I had hardcoded our ingress controller on the assumption that no one would need more than 1000 🙄

@mattklein123 Would you take a patch to remove the limit? I can see that it makes sense for some operational patterns, but when end users get to specify the regex directly, we don't always have a good feedback mechanism to report the problem.

@mattklein123 Would you take a patch to remove the limit? I can see that it makes sense for some operational patterns, but when end users get to specify the regex directly, we don't always have a good feedback mechanism to report the problem.

Can't you just set the limit to effectively unlimited (close to max int) in your product?

But this doesn't fix the root problem, where product owners don't notice this until a customer complains. As more people move away from envoy.config.route.v3alpha.RouteMatch.hidden_envoy_deprecated_regex, they may NOT realize the new SafeRegex field has a default limit that is fairly low (like me). And they will not see this discussion until after a customer complains.

We can at least make it clear in the documentation that exceeding this size will result in a config validation fail exception and the entire config will be rejected. This will make it more obvious that affect this arbitrary value has.

I can remove the limit or make the documentation clearer if needed.

I can remove the limit or make the documentation clearer if needed.

I will defer to @jmarantz here who originally requested the limit. I do like the idea of a limit of some type as this is an indication that the user may be doing something they probably should not be. Whether the limit becomes a warning, becomes unlimited, etc. I'm not sure.

From the perspective of someone running Envoy as a managed proxy for customers, I want to bound the amount of CPU they can consume. So I want there to be a limit that can be enforced in the engine.

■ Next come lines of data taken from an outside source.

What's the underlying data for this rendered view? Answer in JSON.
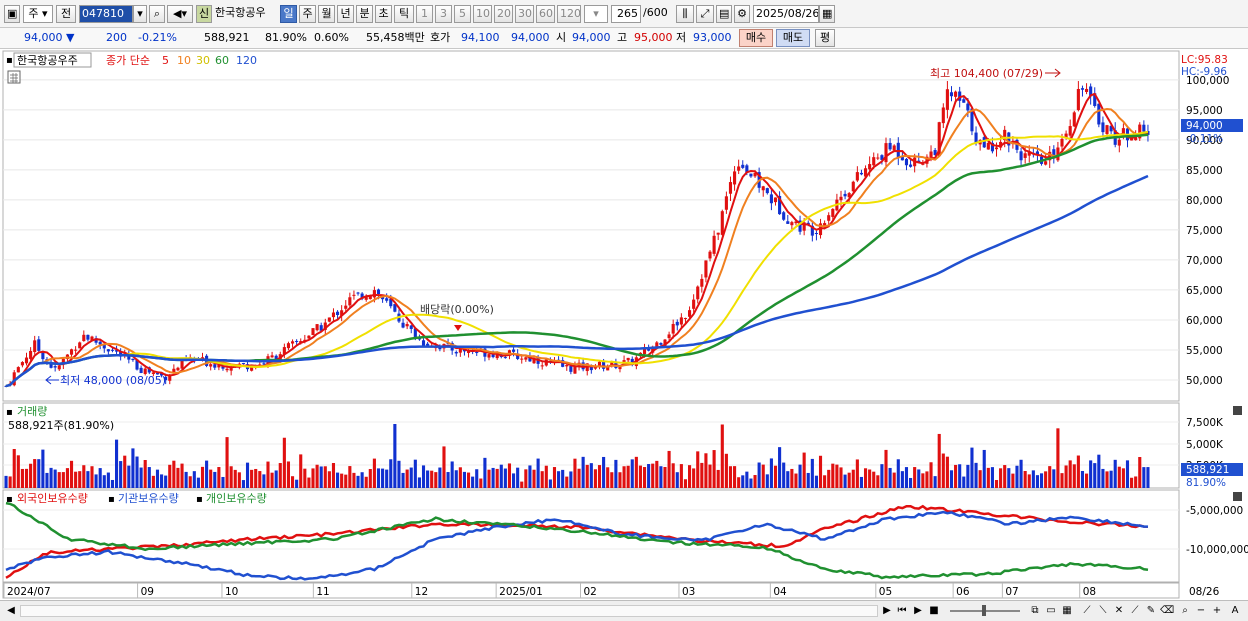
{
  "toolbar": {
    "code": "047810",
    "type_label": "주",
    "prev_label": "전",
    "badge": "신",
    "stock_name": "한국항공우",
    "periods": [
      "일",
      "주",
      "월",
      "년",
      "분",
      "초",
      "틱"
    ],
    "period_selected": "일",
    "intervals": [
      "1",
      "3",
      "5",
      "10",
      "20",
      "30",
      "60",
      "120"
    ],
    "count": "265",
    "count_total": "/600",
    "date": "2025/08/26"
  },
  "quote": {
    "price": "94,000",
    "change": "200",
    "change_pct": "-0.21%",
    "volume": "588,921",
    "volume_ratio": "81.90%",
    "turnover_pct": "0.60%",
    "amount": "55,458백만",
    "ask_label": "호가",
    "ask_price": "94,100",
    "bid_price": "94,000",
    "open_label": "시",
    "open": "94,000",
    "high_label": "고",
    "high": "95,000",
    "low_label": "저",
    "low": "93,000",
    "buy_label": "매수",
    "sell_label": "매도",
    "avg_label": "평"
  },
  "price_panel": {
    "stock_title": "한국항공우주",
    "ma_label": "종가 단순",
    "ma_periods": [
      "5",
      "10",
      "30",
      "60",
      "120"
    ],
    "lc_label": "LC:95.83",
    "hc_label": "HC:-9.96",
    "high_annotation": "최고 104,400 (07/29)",
    "low_annotation": "최저 48,000 (08/05)",
    "dividend_annotation": "배당락(0.00%)",
    "current_price_tag": "94,000",
    "current_change_tag": "-0.11%",
    "y_ticks": [
      "100,000",
      "95,000",
      "90,000",
      "85,000",
      "80,000",
      "75,000",
      "70,000",
      "65,000",
      "60,000",
      "55,000",
      "50,000"
    ]
  },
  "volume_panel": {
    "title": "거래량",
    "summary": "588,921주(81.90%)",
    "y_ticks": [
      "7,500K",
      "5,000K",
      "2,500K"
    ],
    "current_tag": "588,921",
    "current_pct": "81.90%"
  },
  "holding_panel": {
    "legend": [
      "외국인보유수량",
      "기관보유수량",
      "개인보유수량"
    ],
    "y_ticks": [
      "-5,000,000",
      "-10,000,000"
    ]
  },
  "x_axis": [
    "2024/07",
    "09",
    "10",
    "11",
    "12",
    "2025/01",
    "02",
    "03",
    "04",
    "05",
    "06",
    "07",
    "08",
    "08/26"
  ],
  "colors": {
    "up": "#e01010",
    "down": "#1030d0",
    "ma5": "#e01010",
    "ma10": "#f08020",
    "ma30": "#f0e000",
    "ma60": "#209030",
    "ma120": "#2050d0",
    "foreign": "#e01010",
    "institution": "#2050d0",
    "individual": "#209030"
  },
  "chart_data": {
    "type": "line",
    "price_series_approx": {
      "name": "종가",
      "x": [
        "2024/07",
        "09",
        "10",
        "11",
        "12",
        "2025/01",
        "02",
        "03",
        "04",
        "05",
        "06",
        "07",
        "08",
        "08/26"
      ],
      "values": [
        51000,
        50000,
        52000,
        58000,
        55000,
        54000,
        52000,
        62000,
        76000,
        83000,
        86000,
        98000,
        92000,
        94000
      ]
    },
    "ma120_approx": [
      52000,
      52000,
      52500,
      53500,
      54500,
      55000,
      55500,
      57000,
      62000,
      68000,
      73000,
      79000,
      84000,
      86000
    ],
    "ylim": [
      47000,
      104000
    ]
  }
}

It seems reasonable though to interpret a limit of 0 or -1 or INT_MAX or whatever to be unlimited and just not do the check in that case, and whoever owns the control-plane can default their setting to that. But it would effectively the same thing I think just to have the control-plane default to a very high number and leave the check in. Then no core functional change is needed, and in either case a control-plane change is needed.

Seem reasonable?

Yeh, we previously bumped the limit to 1000 and now bumped it to 1m.

From a control-plane PoV, I'd ideally want to have no effective limit and have envoy report some information about regex cost. I can expose that information in any number of ways.

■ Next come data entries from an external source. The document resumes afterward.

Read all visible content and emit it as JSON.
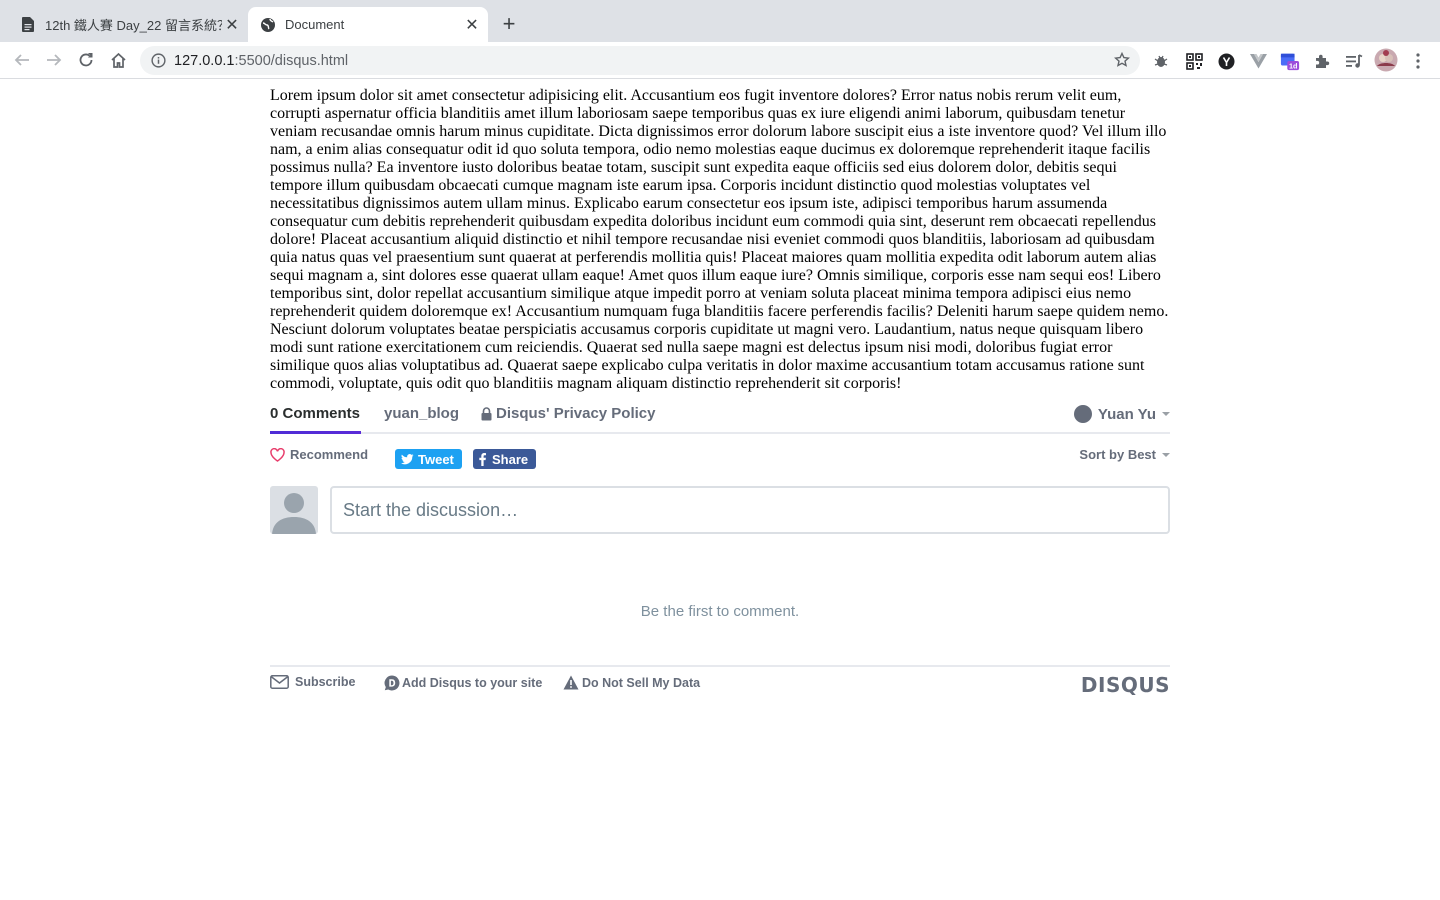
{
  "browser": {
    "tabs": [
      {
        "title": "12th 鐵人賽 Day_22 留言系統？",
        "active": false,
        "icon": "document-icon"
      },
      {
        "title": "Document",
        "active": true,
        "icon": "globe-icon"
      }
    ],
    "url_host": "127.0.0.1",
    "url_rest": ":5500/disqus.html",
    "extension_badge": "1d"
  },
  "article": {
    "text": "Lorem ipsum dolor sit amet consectetur adipisicing elit. Accusantium eos fugit inventore dolores? Error natus nobis rerum velit eum, corrupti aspernatur officia blanditiis amet illum laboriosam saepe temporibus quas ex iure eligendi animi laborum, quibusdam tenetur veniam recusandae omnis harum minus cupiditate. Dicta dignissimos error dolorum labore suscipit eius a iste inventore quod? Vel illum illo nam, a enim alias consequatur odit id quo soluta tempora, odio nemo molestias eaque ducimus ex doloremque reprehenderit itaque facilis possimus nulla? Ea inventore iusto doloribus beatae totam, suscipit sunt expedita eaque officiis sed eius dolorem dolor, debitis sequi tempore illum quibusdam obcaecati cumque magnam iste earum ipsa. Corporis incidunt distinctio quod molestias voluptates vel necessitatibus dignissimos autem ullam minus. Explicabo earum consectetur eos ipsum iste, adipisci temporibus harum assumenda consequatur cum debitis reprehenderit quibusdam expedita doloribus incidunt eum commodi quia sint, deserunt rem obcaecati repellendus dolore! Placeat accusantium aliquid distinctio et nihil tempore recusandae nisi eveniet commodi quos blanditiis, laboriosam ad quibusdam quia natus quas vel praesentium sunt quaerat at perferendis mollitia quis! Placeat maiores quam mollitia expedita odit laborum autem alias sequi magnam a, sint dolores esse quaerat ullam eaque! Amet quos illum eaque iure? Omnis similique, corporis esse nam sequi eos! Libero temporibus sint, dolor repellat accusantium similique atque impedit porro at veniam soluta placeat minima tempora adipisci eius nemo reprehenderit quidem doloremque ex! Accusantium numquam fuga blanditiis facere perferendis facilis? Deleniti harum saepe quidem nemo. Nesciunt dolorum voluptates beatae perspiciatis accusamus corporis cupiditate ut magni vero. Laudantium, natus neque quisquam libero modi sunt ratione exercitationem cum reiciendis. Quaerat sed nulla saepe magni est delectus ipsum nisi modi, doloribus fugiat error similique quos alias voluptatibus ad. Quaerat saepe explicabo culpa veritatis in dolor maxime accusantium totam accusamus ratione sunt commodi, voluptate, quis odit quo blanditiis magnam aliquam distinctio reprehenderit sit corporis!"
  },
  "disqus": {
    "nav": {
      "comments": "0 Comments",
      "forum": "yuan_blog",
      "privacy": "Disqus' Privacy Policy",
      "user": "Yuan Yu"
    },
    "actions": {
      "recommend": "Recommend",
      "tweet": "Tweet",
      "share": "Share",
      "sort": "Sort by Best"
    },
    "compose_placeholder": "Start the discussion…",
    "empty_message": "Be the first to comment.",
    "footer": {
      "subscribe": "Subscribe",
      "add_disqus": "Add Disqus to your site",
      "do_not_sell": "Do Not Sell My Data",
      "logo": "DISQUS"
    },
    "colors": {
      "accent": "#2e9fff",
      "tweet": "#1da1f2",
      "facebook": "#3b5998",
      "text_muted": "#656c7a"
    }
  }
}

One of the issues here is that it is not clear to me what program size means in terms of CPU and memory cost. For example,

$ ./re2sz '/static/[a-zA-Z0-9._-]{0,200}/[a-zA-Z0-9._-]{0,200}'
program size is 2013
$ ./re2sz '^/static/[a-zA-Z0-9._-]+/[a-zA-Z0-9._-]+'
program size is 15

Is the first regex really 100x more expensive (in some dimension) than the second?

The former compiles to bytecode containing 400 copies of the [a-zA-Z0-9._-] character class whereas the latter compiles to bytecode containing 2 copies of it. The former has the /static/ prefix attached whereas the latter has it detached. Both of these differences have effects on the number of program instructions and implications for the memory footprint of the DFA.

I'm very open to changes here, but it seems like it's going to be hard to satisfy everyone so maybe we need some more config? What about an option to just warn if a program is above a certain size and/or have a stat which outputs the max loaded regex program size for monitoring?

Assigning this over to @LisaLudique who is going to make relevant changes her w/ runtime config, warn, error, etc.